Within eight hours of receipt of the equipment and supplies, two separate work-group areas within the recovery facility were functioning as an office away from home for the displaced employees.
During a regional disaster like the Chicago flood, many safeguards need to be taken. For instance, because of power stability problems, several of the 10 customers who put us on alert status remained that way for most of the first week and some continued on alert status through the full two weeks.
While many companies were unprepared for such a disaster, quite a few organizations, with tested recovery plans in place and crisis management teams ready to act, managed to keep their heads above water during the industry’s biggest crisis to date.
Although these subscribers had no need to declare disasters, it was reassuring for them to have their situations monitored and the recovery team ready to go—just in case.
Maintaining Communications is Key
Establishing and maintaining communications during the course of the recovery effort is crucial, and the Chicago flood was no exception.
At the various recovery centers, operations personnel had the task of confirming various telephone numbers for key subscriber contacts, including office, alternate location, beeper and home numbers. In this case, because many subscribers were evacuated from their buildings and switchboards were shut down, having access to a variety of alternate numbers was critical. SunGard also supplied cellular telephones to subscribers, for use in the event of a central office outage.
The crisis management team, as part of its communications effort, also needed to ensure end-to-end connectivity between the MegaCenters and affected subscribers’ networks.
For the network systems engineers, this meant double-checking communications links, evaluating backup network solutions, reviewing network configuration changes, and the like. The team concerned itself not only with maintaining the appropriate communications links, but also with finding ways to reach key end-user locations. These tasks were performed for all customers who declared disasters, as well as for those who were on alert status, to ensure ongoing network connectivity. Meanwhile, the crisis management team remained in telephone contact with subscribers who had declared disasters and those who were on alert to assess their situations on an hour-by-hour basis.

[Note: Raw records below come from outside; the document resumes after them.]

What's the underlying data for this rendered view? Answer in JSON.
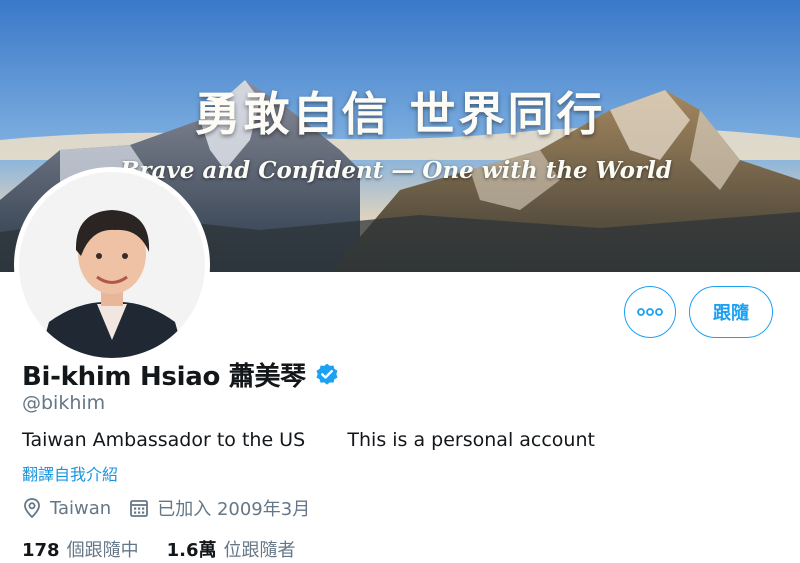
{
  "banner": {
    "title": "勇敢自信 世界同行",
    "subtitle": "Brave and Confident — One with the World"
  },
  "actions": {
    "more_icon": "more-dots-icon",
    "follow_label": "跟隨"
  },
  "profile": {
    "display_name": "Bi-khim Hsiao 蕭美琴",
    "verified_icon": "verified-badge-icon",
    "handle": "@bikhim",
    "bio": "Taiwan Ambassador to the US       This is a personal account",
    "translate_label": "翻譯自我介紹",
    "location": "Taiwan",
    "location_icon": "location-pin-icon",
    "joined": "已加入 2009年3月",
    "joined_icon": "calendar-icon"
  },
  "stats": {
    "following_count": "178",
    "following_label": "個跟隨中",
    "followers_count": "1.6萬",
    "followers_label": "位跟隨者"
  },
  "colors": {
    "accent": "#1da1f2",
    "secondary_text": "#657786"
  }
}
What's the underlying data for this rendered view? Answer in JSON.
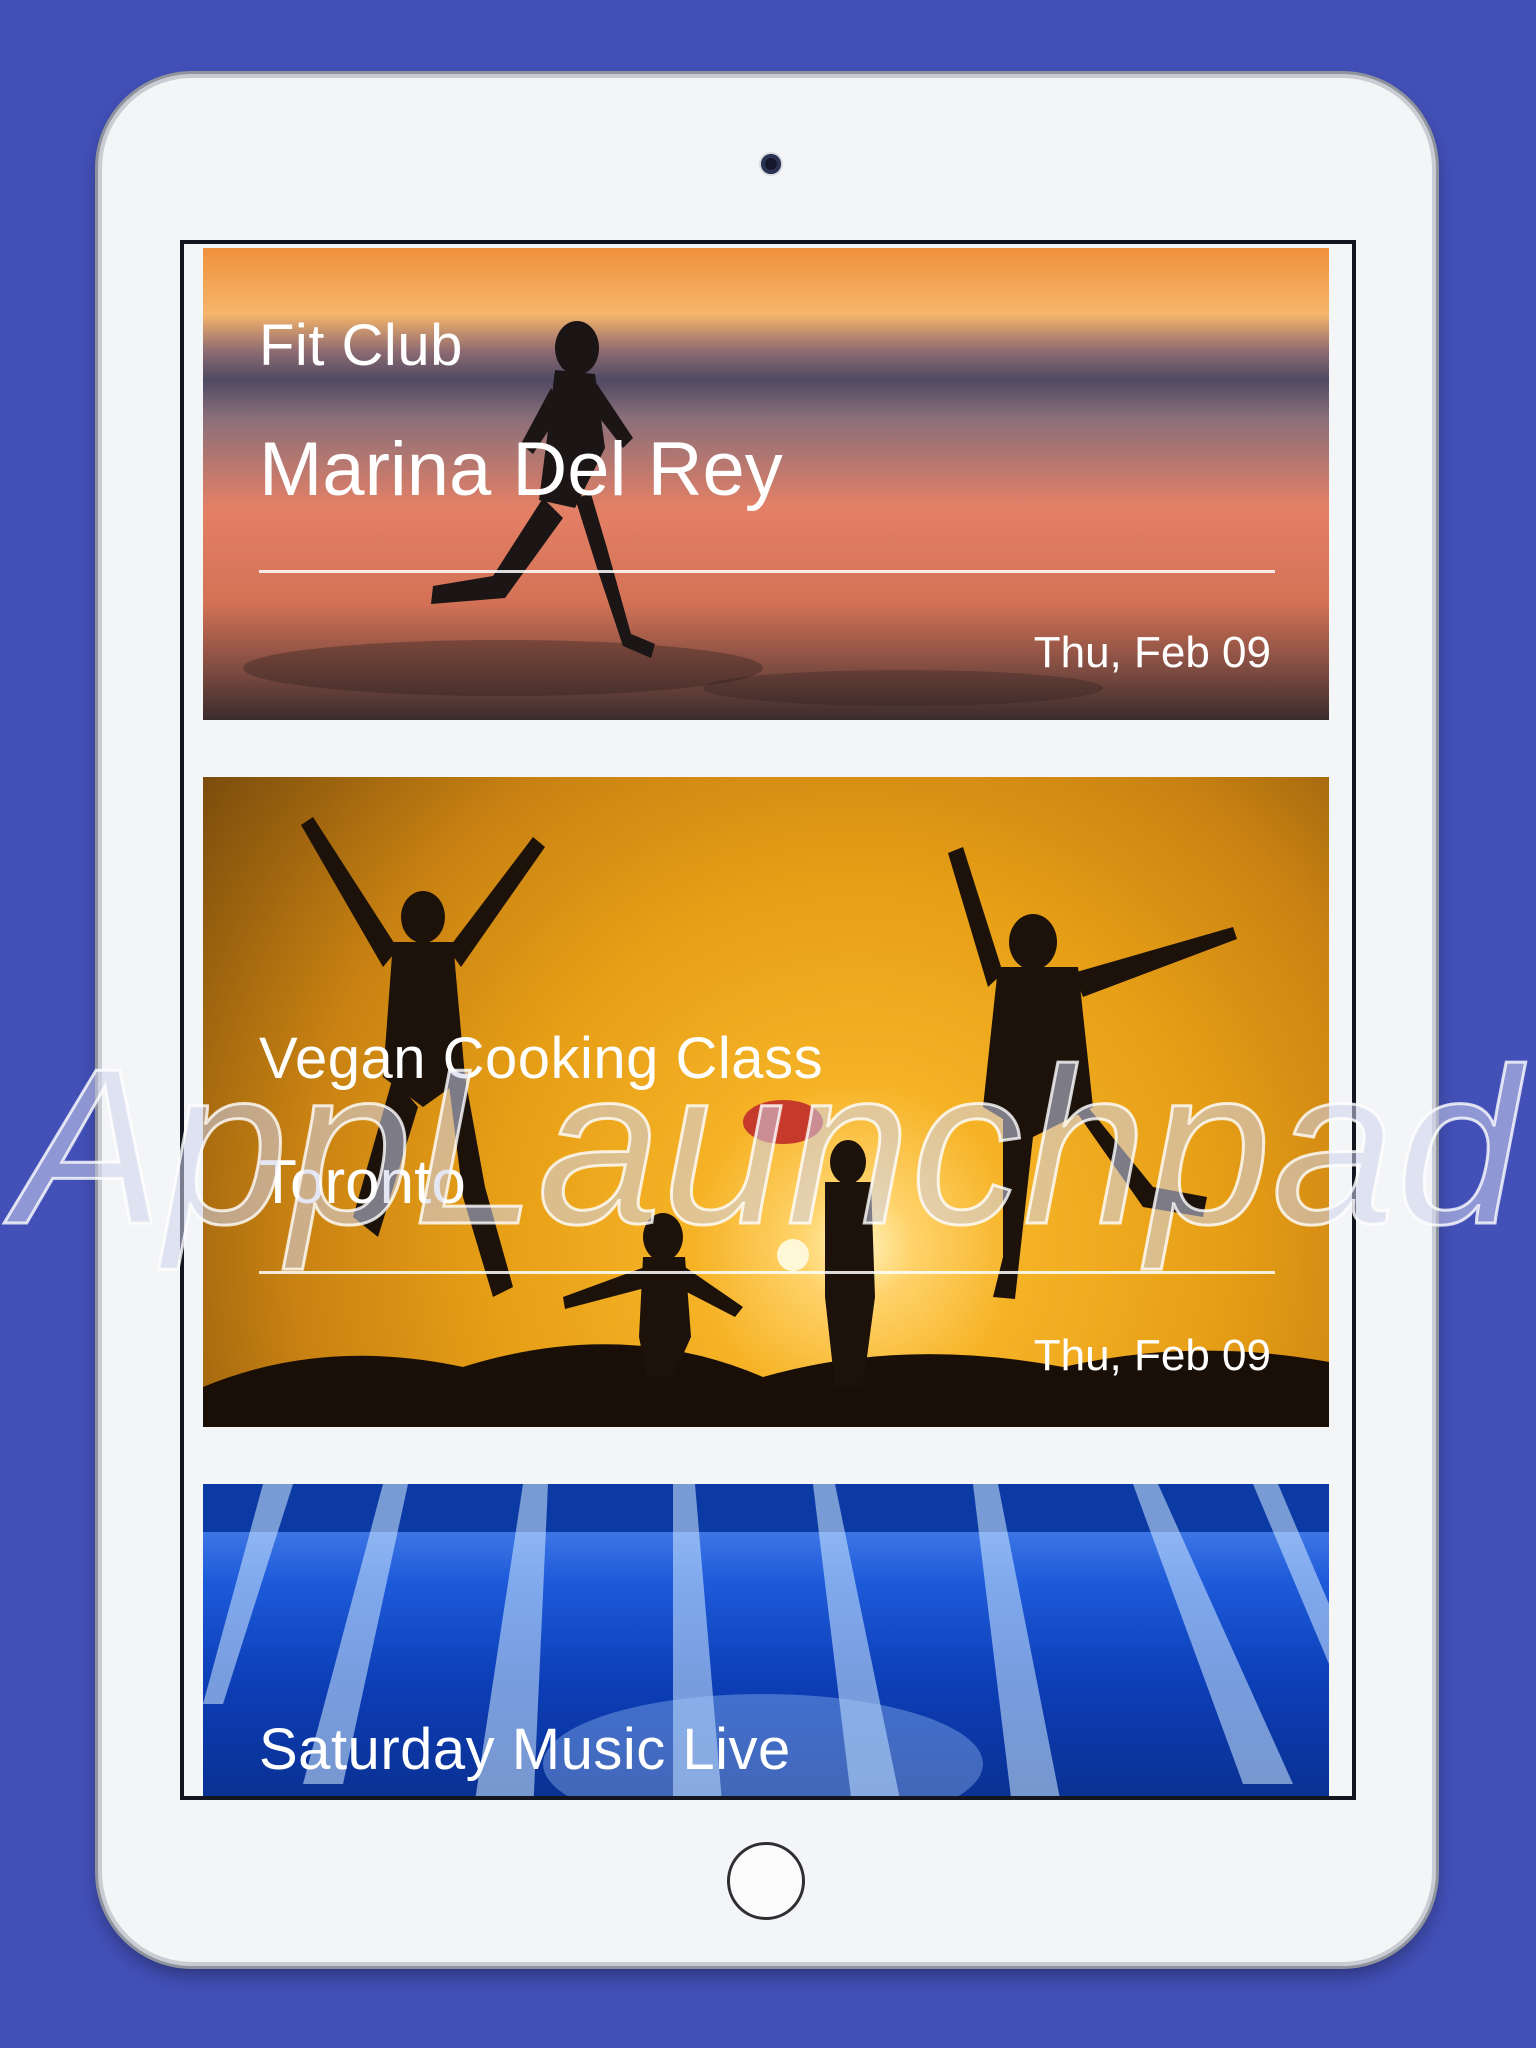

This continuous contact is always crucial, especially during the early hours of a large regional disasters when rumors and half-truths abound, and when the situation is likely to be unstable. Regular phone calls—hourly during the first days of the disaster—were made and detailed logs of conversations were kept to ensure that no directive or request slipped through the cracks.
The Final Stretch
As the recovery efforts progressed and the flooding was controlled, the situation stabilized across the board. Many subscribers made the transition back to their home data centers, moving from disaster to alert status.

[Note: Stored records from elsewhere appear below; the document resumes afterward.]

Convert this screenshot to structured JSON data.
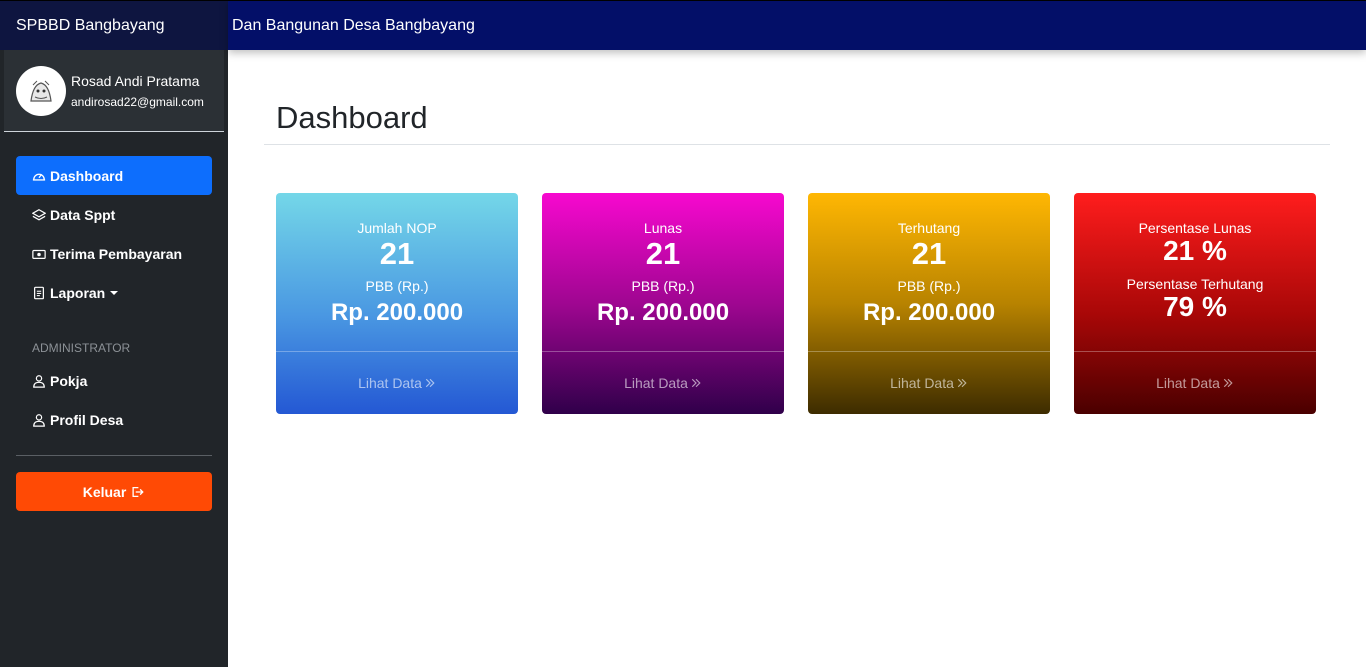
{
  "sidebar": {
    "brand": "SPBBD Bangbayang",
    "user": {
      "name": "Rosad Andi Pratama",
      "email": "andirosad22@gmail.com"
    },
    "nav": {
      "dashboard": "Dashboard",
      "data_sppt": "Data Sppt",
      "terima_pembayaran": "Terima Pembayaran",
      "laporan": "Laporan",
      "heading_admin": "ADMINISTRATOR",
      "pokja": "Pokja",
      "profil_desa": "Profil Desa"
    },
    "logout": "Keluar"
  },
  "topbar": {
    "title": "Dan Bangunan Desa Bangbayang"
  },
  "main": {
    "title": "Dashboard",
    "cards": [
      {
        "label": "Jumlah NOP",
        "value": "21",
        "sub_label": "PBB (Rp.)",
        "sub_value": "Rp. 200.000",
        "footer": "Lihat Data"
      },
      {
        "label": "Lunas",
        "value": "21",
        "sub_label": "PBB (Rp.)",
        "sub_value": "Rp. 200.000",
        "footer": "Lihat Data"
      },
      {
        "label": "Terhutang",
        "value": "21",
        "sub_label": "PBB (Rp.)",
        "sub_value": "Rp. 200.000",
        "footer": "Lihat Data"
      },
      {
        "label": "Persentase Lunas",
        "value": "21 %",
        "sub_label": "Persentase Terhutang",
        "sub_value": "79 %",
        "footer": "Lihat Data"
      }
    ]
  },
  "colors": {
    "sidebar_bg": "#212529",
    "topbar_bg": "#030f68",
    "active_nav": "#0d6efd",
    "logout_btn": "#ff4a05"
  }
}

Because power instability was a continuing concern throughout the crisis, however, many subscribers remained on alert for almost two weeks . Finally, on Monday, April 27, at midnight, the last customer left the Chicago MegaCenter for its home base. The industry’s largest, most comprehensive business resumption effort was winding down.

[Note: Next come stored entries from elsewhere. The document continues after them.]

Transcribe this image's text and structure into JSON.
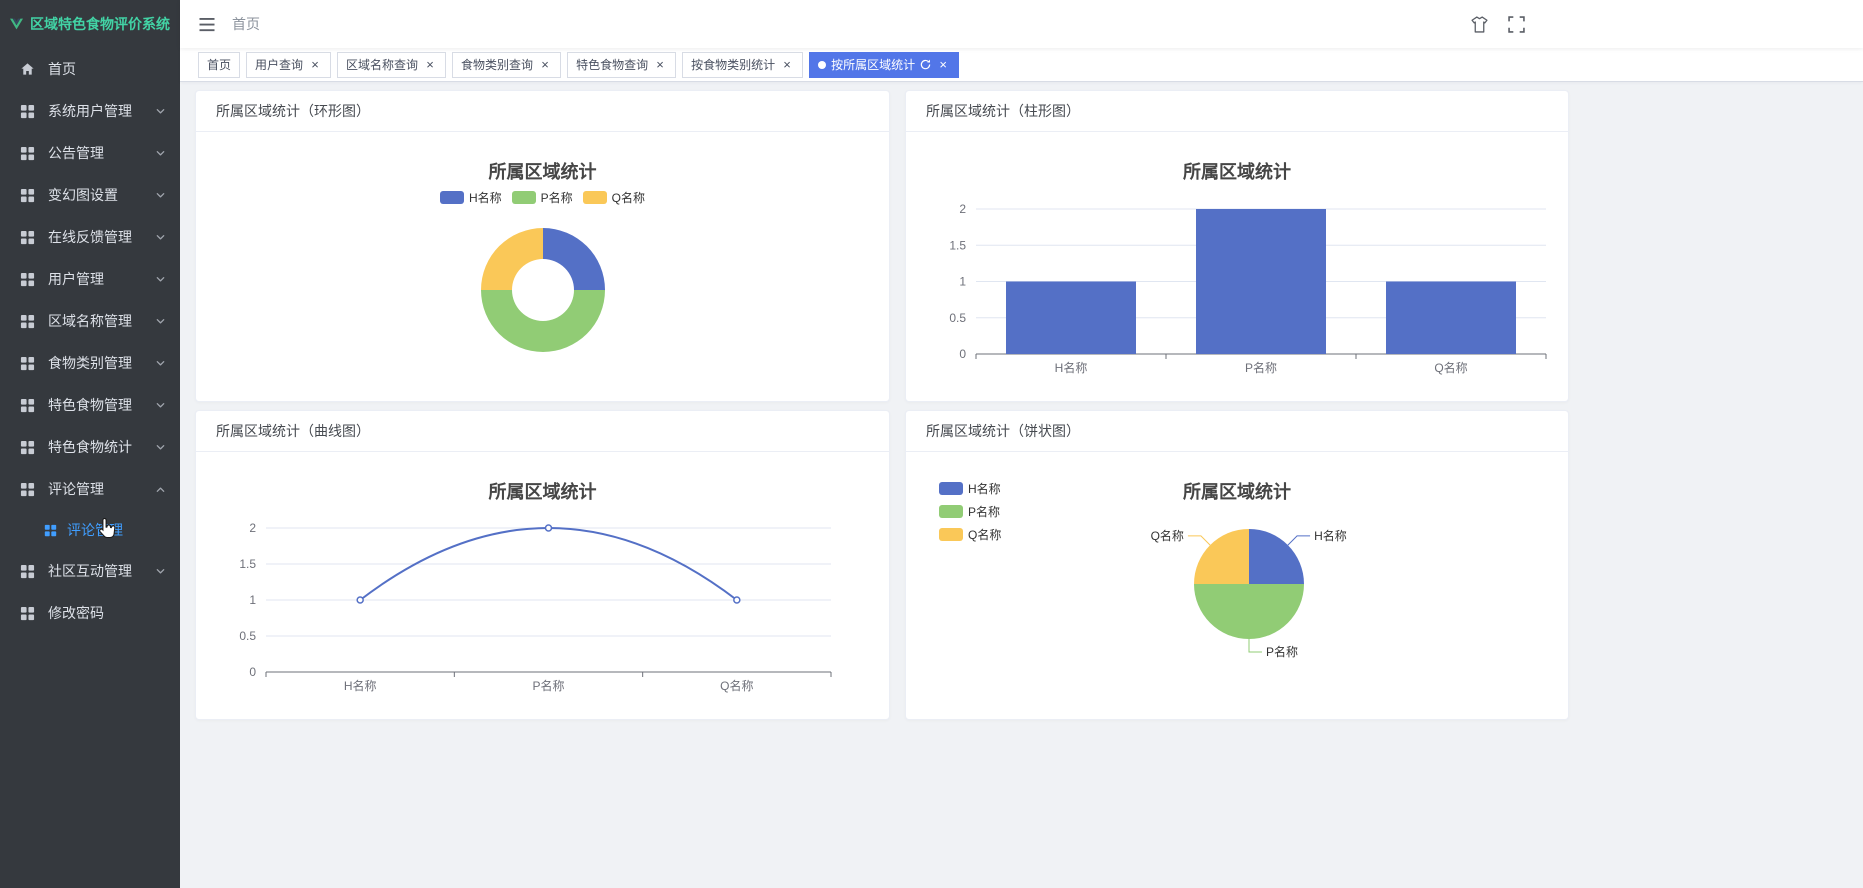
{
  "app": {
    "title": "区域特色食物评价系统"
  },
  "header": {
    "breadcrumb": "首页"
  },
  "colors": {
    "sidebar_bg": "#35393e",
    "logo_green": "#41b883",
    "logo_text": "#42d3a5",
    "menu_active_text": "#409eff",
    "active_tab_bg": "#5276e8",
    "content_bg": "#f0f2f5",
    "chart_blue": "#5470c6",
    "chart_green": "#91cc75",
    "chart_yellow": "#fac858"
  },
  "sidebar": {
    "items": [
      {
        "label": "首页"
      },
      {
        "label": "系统用户管理"
      },
      {
        "label": "公告管理"
      },
      {
        "label": "变幻图设置"
      },
      {
        "label": "在线反馈管理"
      },
      {
        "label": "用户管理"
      },
      {
        "label": "区域名称管理"
      },
      {
        "label": "食物类别管理"
      },
      {
        "label": "特色食物管理"
      },
      {
        "label": "特色食物统计"
      },
      {
        "label": "评论管理"
      },
      {
        "label": "社区互动管理"
      },
      {
        "label": "修改密码"
      }
    ],
    "submenu_items": [
      {
        "label": "评论管理"
      }
    ]
  },
  "tabs": [
    {
      "label": "首页",
      "closable": false,
      "active": false
    },
    {
      "label": "用户查询",
      "closable": true,
      "active": false
    },
    {
      "label": "区域名称查询",
      "closable": true,
      "active": false
    },
    {
      "label": "食物类别查询",
      "closable": true,
      "active": false
    },
    {
      "label": "特色食物查询",
      "closable": true,
      "active": false
    },
    {
      "label": "按食物类别统计",
      "closable": true,
      "active": false
    },
    {
      "label": "按所属区域统计",
      "closable": true,
      "active": true,
      "refreshable": true
    }
  ],
  "panels": [
    {
      "title": "所属区域统计（环形图）"
    },
    {
      "title": "所属区域统计（柱形图）"
    },
    {
      "title": "所属区域统计（曲线图）"
    },
    {
      "title": "所属区域统计（饼状图）"
    }
  ],
  "chart_data": [
    {
      "type": "donut",
      "title": "所属区域统计",
      "categories": [
        "H名称",
        "P名称",
        "Q名称"
      ],
      "values": [
        1,
        2,
        1
      ],
      "colors": [
        "#5470c6",
        "#91cc75",
        "#fac858"
      ],
      "legend_position": "top"
    },
    {
      "type": "bar",
      "title": "所属区域统计",
      "categories": [
        "H名称",
        "P名称",
        "Q名称"
      ],
      "values": [
        1,
        2,
        1
      ],
      "color": "#5470c6",
      "ylim": [
        0,
        2
      ],
      "yticks": [
        0,
        0.5,
        1,
        1.5,
        2
      ],
      "grid": true
    },
    {
      "type": "line",
      "title": "所属区域统计",
      "categories": [
        "H名称",
        "P名称",
        "Q名称"
      ],
      "values": [
        1,
        2,
        1
      ],
      "color": "#5470c6",
      "smooth": true,
      "ylim": [
        0,
        2
      ],
      "yticks": [
        0,
        0.5,
        1,
        1.5,
        2
      ],
      "grid": true
    },
    {
      "type": "pie",
      "title": "所属区域统计",
      "categories": [
        "H名称",
        "P名称",
        "Q名称"
      ],
      "values": [
        1,
        2,
        1
      ],
      "colors": [
        "#5470c6",
        "#91cc75",
        "#fac858"
      ],
      "legend_position": "left"
    }
  ]
}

Successfully enduring a regional disaster, whether a flood, hurricane, or earthquake, is by no means easy. Loss of power and communications, personnel deployment issues, scarce resources, inaccessibility to the affected area—all are additional problems that exacerbate the disaster situation.
While you cannot predict the outcome of these situations, you can mitigate their effect with the right mixture of preparation, coordination, and cooperation. When you can’t depend on luck—you have to depend on planning.
Robert Winkler is the Director of Operations at SunGard Recovery Services’ Chicago MegaCenter. Gene La Valle is Manager of Customer Support with SunGard Recovery Services Inc.
This article adapted from Vol. 5 #3.